What conferences are on your must-attend list? RSA, Black Hat, BSides, Defcon, Splunk .conf, AWS re:Invent, OffensiveCon, Tel Aviv Cyberweek, Gartners Security & Risk Conference, SANS, and SMOOCon.

What is the best current trend in cybersecurity? The worst? Best - zero trust, AI and ML for cyber automation, orchestration for cyber response, AI bots for threat hunting, and deception technologies for IoT. Worst - ransomware evolving, AI being used to accelerate the life-cycle of new threats, increasing number of IoT based attacks, cloud-based vulnerabilities and massive breaches leading to data theft/data blackmail.

What's the best career advice you ever received? Don't take it personally, you will have challenges and you will fall down. Get back up and keep moving forward. It's not about the destination it's about the journey so have fun.

What advice would you give to aspiring security leaders? I would tell them that this field is not easy, they will have to develop an understanding of fields outside security such as cloud, network engineering and risk management. That to be good in cyber they will need to understand their field interacts across department boundaries in organisations so they will also need to know soft skills because they will need support to grow their security programs to help protect their organisations.

What has been your greatest career achievement? Being the first in my family to graduate college with a degree.

Looking back with 20:20 hindsight, what would you have done differently? I would have learned Python sooner, I would have moved to private industry sooner, and I should have bought my kilt when I was younger.
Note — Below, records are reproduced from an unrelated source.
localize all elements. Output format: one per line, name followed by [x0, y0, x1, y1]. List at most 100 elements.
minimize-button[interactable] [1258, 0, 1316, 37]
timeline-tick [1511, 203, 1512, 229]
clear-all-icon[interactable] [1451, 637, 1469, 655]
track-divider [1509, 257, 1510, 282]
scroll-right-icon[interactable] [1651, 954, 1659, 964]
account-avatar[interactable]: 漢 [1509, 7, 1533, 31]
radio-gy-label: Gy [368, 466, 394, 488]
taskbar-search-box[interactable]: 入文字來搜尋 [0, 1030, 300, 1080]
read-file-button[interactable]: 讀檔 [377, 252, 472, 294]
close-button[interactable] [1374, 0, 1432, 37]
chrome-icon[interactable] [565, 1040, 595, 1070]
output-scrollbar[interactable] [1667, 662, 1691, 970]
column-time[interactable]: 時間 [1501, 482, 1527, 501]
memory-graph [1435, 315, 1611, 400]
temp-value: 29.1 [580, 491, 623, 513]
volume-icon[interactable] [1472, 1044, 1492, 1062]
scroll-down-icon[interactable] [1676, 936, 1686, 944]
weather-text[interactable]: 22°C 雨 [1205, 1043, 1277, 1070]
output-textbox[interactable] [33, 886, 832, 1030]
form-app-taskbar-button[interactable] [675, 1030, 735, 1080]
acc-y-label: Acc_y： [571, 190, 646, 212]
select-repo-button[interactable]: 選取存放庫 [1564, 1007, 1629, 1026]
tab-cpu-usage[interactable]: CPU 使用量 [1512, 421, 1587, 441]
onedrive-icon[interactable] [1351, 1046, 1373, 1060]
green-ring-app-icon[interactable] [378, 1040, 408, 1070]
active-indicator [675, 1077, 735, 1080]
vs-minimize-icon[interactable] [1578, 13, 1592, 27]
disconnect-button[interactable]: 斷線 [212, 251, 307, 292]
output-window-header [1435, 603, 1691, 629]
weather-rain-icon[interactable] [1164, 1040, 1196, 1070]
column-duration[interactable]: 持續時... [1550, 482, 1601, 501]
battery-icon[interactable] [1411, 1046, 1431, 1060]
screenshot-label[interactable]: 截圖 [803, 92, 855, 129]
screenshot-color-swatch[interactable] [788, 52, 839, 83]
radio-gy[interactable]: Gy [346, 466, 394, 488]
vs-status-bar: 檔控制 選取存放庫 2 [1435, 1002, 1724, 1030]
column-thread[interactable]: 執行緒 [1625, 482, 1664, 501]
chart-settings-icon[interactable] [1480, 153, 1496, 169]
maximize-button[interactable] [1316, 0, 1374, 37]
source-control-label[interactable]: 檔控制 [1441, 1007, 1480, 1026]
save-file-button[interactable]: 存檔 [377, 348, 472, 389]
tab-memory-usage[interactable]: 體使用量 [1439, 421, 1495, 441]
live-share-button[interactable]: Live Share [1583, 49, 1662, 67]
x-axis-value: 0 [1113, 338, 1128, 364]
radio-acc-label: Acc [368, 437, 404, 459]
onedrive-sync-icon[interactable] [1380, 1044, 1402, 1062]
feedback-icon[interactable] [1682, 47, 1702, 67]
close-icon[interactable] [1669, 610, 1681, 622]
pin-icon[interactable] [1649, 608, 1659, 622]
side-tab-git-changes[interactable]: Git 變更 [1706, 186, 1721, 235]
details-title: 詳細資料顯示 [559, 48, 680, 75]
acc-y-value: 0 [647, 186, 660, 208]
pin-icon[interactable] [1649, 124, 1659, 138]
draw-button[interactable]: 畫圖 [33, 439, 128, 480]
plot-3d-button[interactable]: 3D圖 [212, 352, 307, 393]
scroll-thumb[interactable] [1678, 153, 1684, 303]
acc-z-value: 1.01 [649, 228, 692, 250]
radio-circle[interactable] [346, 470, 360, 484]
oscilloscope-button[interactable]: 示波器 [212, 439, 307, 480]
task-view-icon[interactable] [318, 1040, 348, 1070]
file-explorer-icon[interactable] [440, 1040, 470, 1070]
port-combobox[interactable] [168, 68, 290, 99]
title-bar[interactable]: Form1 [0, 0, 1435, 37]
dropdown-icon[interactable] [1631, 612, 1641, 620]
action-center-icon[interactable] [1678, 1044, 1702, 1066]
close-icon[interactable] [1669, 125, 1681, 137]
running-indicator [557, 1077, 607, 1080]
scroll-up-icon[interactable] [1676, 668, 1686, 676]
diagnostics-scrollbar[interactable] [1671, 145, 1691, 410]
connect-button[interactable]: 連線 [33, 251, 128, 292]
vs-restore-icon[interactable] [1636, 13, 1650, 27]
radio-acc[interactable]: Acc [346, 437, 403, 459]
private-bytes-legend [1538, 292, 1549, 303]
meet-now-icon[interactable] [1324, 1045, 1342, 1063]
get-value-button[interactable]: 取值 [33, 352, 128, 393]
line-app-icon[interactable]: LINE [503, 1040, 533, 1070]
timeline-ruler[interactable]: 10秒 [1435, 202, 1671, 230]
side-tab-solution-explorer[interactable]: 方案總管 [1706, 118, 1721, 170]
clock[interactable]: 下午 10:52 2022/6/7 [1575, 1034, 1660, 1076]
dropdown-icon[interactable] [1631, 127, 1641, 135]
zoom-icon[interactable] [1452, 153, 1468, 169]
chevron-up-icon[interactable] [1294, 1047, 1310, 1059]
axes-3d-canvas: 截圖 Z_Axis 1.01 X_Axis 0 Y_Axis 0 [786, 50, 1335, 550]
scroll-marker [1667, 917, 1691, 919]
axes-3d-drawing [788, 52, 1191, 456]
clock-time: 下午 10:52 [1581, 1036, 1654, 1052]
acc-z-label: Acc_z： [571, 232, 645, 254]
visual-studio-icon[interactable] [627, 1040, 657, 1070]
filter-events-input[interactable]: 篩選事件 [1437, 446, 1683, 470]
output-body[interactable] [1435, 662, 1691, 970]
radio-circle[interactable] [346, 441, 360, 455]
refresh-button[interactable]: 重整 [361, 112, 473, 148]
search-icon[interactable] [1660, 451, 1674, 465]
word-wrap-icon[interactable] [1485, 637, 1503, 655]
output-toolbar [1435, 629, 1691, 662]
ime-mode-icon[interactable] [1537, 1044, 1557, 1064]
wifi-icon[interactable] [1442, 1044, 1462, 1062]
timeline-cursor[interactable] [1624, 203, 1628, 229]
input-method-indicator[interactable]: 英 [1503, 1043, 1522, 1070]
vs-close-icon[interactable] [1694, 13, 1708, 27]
What is your favorite quote?"In Chaos there is Opportunity" - Shaynei

What are you reading now? "Case for Faith" by Lee Strobel and "Presenting to Win" by Jerry Weissman

In my spare time, I like to… Write, read and collect science fiction books, collect action figures and graphic novels, play World of Warcraft, go hiking, and enjoy sports with my sons.

Most people don't know that I… Like to raise roses, my favorite are Mojave Golds.